The Contextual Bandits Problem: A Fast, Simple, and Optimal Algorithm
Microsoft Research (NYC)
We study the general problem of how to learn through experience to make intelligent decisions. In this setting, called the contextual bandits problem, the learner must repeatedly decide which action to take in response to an observed context, and is then permitted to observe the received reward, but only for the chosen action. The goal is to learn through experience to behave nearly as well as the best policy (or decision rule) in some possibly very large and rich space of candidate policies. Previous approaches to this problem were all highly inefficient and often extremely complicated. In this work, we present a fast and simple algorithm that learns to behave as well as the best policy at a rate that is (almost) statistically optimal.
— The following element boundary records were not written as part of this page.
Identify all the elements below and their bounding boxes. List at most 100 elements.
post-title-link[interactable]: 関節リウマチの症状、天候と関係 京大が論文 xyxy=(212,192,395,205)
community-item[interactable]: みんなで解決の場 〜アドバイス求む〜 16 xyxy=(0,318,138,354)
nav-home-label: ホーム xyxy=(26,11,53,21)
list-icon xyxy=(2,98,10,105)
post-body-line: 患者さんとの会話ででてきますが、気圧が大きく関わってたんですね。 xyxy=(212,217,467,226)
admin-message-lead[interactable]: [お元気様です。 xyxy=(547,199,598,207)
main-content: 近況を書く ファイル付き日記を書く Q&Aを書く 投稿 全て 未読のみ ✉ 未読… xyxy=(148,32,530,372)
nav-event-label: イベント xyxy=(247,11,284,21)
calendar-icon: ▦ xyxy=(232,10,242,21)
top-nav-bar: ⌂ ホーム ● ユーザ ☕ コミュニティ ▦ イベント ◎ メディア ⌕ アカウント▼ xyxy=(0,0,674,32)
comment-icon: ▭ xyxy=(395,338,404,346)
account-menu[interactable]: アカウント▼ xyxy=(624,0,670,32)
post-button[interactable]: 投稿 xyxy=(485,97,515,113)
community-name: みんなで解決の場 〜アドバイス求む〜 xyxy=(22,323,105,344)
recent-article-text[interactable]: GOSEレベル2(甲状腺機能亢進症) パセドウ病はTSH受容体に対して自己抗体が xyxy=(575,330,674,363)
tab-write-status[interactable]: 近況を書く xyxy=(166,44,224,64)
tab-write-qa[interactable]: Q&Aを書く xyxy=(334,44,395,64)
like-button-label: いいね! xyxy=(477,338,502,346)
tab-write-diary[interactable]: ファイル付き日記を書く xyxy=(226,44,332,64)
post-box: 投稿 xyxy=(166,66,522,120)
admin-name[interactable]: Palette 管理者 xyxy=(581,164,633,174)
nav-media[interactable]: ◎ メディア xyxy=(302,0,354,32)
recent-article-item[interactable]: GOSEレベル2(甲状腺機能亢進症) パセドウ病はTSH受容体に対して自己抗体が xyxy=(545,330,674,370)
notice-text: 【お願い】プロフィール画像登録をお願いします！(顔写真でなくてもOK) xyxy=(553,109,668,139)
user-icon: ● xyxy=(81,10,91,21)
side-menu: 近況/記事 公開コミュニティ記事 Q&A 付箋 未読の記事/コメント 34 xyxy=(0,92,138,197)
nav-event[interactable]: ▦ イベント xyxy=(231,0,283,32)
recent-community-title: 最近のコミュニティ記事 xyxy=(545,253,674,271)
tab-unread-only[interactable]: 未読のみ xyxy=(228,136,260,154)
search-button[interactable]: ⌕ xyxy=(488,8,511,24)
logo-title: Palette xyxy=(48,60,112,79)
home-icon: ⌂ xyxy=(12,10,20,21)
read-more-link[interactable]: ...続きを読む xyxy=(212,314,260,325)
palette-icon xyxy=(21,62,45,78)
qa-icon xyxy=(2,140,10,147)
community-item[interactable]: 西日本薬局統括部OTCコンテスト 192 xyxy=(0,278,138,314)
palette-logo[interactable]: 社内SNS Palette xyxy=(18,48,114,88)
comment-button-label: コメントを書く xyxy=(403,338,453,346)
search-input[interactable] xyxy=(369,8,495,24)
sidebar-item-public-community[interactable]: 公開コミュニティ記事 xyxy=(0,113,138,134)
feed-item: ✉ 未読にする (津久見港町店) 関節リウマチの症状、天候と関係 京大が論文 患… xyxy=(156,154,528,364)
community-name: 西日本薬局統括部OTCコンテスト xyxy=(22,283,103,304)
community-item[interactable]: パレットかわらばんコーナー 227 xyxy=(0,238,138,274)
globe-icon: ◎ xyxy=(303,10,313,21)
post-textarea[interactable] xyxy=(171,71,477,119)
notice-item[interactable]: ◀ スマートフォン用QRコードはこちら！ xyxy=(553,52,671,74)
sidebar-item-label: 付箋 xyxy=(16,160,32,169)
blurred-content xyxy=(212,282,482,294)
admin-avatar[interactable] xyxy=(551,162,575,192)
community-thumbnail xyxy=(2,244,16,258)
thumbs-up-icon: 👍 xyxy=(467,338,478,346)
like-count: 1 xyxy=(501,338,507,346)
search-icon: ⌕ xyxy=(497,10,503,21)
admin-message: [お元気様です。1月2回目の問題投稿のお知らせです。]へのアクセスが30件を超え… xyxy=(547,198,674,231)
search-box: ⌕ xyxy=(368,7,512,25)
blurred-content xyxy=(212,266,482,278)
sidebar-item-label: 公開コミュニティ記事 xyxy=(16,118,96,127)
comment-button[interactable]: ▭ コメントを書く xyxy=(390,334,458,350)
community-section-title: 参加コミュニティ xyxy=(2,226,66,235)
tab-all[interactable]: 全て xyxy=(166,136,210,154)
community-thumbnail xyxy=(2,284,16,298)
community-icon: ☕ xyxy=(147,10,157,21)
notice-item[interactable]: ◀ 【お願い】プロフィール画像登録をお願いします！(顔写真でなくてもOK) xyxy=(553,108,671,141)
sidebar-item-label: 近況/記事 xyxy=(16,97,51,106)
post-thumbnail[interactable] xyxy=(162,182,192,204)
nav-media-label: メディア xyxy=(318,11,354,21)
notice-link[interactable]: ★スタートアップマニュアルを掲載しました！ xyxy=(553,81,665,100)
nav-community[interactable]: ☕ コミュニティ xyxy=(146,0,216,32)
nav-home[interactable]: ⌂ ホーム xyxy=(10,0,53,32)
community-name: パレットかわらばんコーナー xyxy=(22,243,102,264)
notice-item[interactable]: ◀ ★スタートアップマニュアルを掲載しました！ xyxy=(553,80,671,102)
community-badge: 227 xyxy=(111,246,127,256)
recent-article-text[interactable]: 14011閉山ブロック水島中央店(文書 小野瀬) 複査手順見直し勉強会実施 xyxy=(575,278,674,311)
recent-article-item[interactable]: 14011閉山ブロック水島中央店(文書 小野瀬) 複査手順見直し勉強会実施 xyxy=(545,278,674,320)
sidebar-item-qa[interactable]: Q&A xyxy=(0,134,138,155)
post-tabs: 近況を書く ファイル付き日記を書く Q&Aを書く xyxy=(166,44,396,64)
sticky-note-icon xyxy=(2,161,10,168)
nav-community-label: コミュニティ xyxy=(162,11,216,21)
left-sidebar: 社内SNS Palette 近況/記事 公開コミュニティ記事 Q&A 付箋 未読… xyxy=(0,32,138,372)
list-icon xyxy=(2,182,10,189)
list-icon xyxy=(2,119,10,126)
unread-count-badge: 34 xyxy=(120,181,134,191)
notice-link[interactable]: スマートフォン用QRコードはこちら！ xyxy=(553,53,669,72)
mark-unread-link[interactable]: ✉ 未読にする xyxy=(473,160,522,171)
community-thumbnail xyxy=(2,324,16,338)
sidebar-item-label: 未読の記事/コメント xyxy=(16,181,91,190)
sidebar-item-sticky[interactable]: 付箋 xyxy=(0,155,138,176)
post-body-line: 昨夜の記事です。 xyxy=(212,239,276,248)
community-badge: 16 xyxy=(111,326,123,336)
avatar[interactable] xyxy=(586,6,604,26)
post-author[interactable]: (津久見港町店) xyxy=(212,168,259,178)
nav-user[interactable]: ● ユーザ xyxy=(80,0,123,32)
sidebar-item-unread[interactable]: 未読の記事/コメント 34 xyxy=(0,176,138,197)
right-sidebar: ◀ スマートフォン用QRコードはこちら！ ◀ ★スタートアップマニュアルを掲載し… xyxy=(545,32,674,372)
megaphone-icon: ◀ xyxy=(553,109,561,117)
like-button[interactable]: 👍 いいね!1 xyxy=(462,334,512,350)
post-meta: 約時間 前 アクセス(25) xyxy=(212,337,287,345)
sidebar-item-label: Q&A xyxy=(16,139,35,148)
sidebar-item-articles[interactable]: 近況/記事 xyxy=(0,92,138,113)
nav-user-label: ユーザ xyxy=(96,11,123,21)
Our approach assumes access to a kind of “oracle” (or subroutine) for classification learning problems which can be used to select policies; in practice, most off-the-shelf classification algorithms could be used for this purpose. Our algorithm makes very modest use of the oracle, which it calls far less than once per round, on average, a huge improvement over previous methods. These properties suggest this may be the most practical contextual bandits algorithm among all existing approaches that are provably effective for general policy classes.
This is joint work with Alekh Agarwal, Daniel Hsu, Satyen Kale, John Langford and Lihong Li.